Topix (Tokyo) -3.01%
Nikkei 225 -3.29%
Hang Seng -3.05%
Csi 300 -2.03%
Shanghai -2.00%
Shenzhen -2.29%
Taiwan Taiex -2.42%
Kospi -2.33%

Chiunque abbia potuto osservare la giornata di ieri con il dollaro allo sbaraglio, dollaro che ha peraltro raggiunto nuovi minimi nella notte verso Yen, ha potuto trarre una sola conclusione. E’ finita un’epoca.

Gli investitori alle seguenti domande, hanno già trovato le immediate risposte e in attesa di smentite che non arrivano o non possono arrivare, questa notte hanno venduto azioni senza guardare troppo a settoi o fondamentali.

Cari americani, visto che a parte risibili dichiarazioni, non volete o non potete reagire, perché dovremmo smettere di indebitarci in dollari che si svalutano per comprare petrolio che cresce guadagnando ogni giorno delle fortune ?

Perché dovrebbe funzionare il maxi-piano di liquidità da 200 miliardi di dollari, quando la FED nei mesi scorsi ha già iniettato 160 miliardi senza venire con questo a capo della crisi innescata dal tracollo del credito immobiliare ad alto rischio?

Perché dovremmo smettere di vendere dollari visto che la banca centrale Usa si accinge a tagliare ancora il costo del denaro il 18 marzo prossimo, con l’opinione comune che l’euro arriverà senza che nessuno intervenga a 1.60 dollari ?

Perché dovremmo ancora credere in voi dopo aver letto i dati del deficit federale nei primi 5 mesi dell’esercizio fiscale ? Con il saldo negativo di 175,6 miliardi di dollari registrato a febbraio, il disavanzo si porta a quota 263,3 miliardi, sui livelli più alti mai registrati.

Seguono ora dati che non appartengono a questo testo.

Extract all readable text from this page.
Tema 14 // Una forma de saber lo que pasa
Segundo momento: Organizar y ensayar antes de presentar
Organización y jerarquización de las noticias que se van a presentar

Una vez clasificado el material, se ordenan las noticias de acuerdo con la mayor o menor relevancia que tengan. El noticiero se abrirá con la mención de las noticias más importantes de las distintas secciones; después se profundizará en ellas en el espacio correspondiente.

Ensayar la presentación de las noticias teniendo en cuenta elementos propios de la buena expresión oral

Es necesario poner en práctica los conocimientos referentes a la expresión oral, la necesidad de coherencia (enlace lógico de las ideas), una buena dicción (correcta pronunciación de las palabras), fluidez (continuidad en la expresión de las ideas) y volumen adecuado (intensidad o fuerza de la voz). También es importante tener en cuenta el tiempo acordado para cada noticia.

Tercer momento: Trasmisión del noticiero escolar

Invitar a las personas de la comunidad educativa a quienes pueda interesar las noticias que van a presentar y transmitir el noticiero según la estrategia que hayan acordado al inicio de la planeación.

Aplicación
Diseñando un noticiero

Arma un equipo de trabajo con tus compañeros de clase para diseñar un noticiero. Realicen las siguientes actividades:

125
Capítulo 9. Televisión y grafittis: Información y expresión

Perché dovremmo continuare a finanziare la vostra guerra ? A febbraio, il deficit Usa di ha registrato massimo di sempre su base mensile per l’effetto combinato delle minori entrate legate alla frenata dell’economia e delle maggiori spese militari e previdenziali. Il buco nei primi 5 mesi dell’esercizio fiscale 2007-2008 e’ stato di 263,3 miliardi, in aumento del 62% rispetto ai 162,2 miliardi dell’analogo periodo del 2006-2007.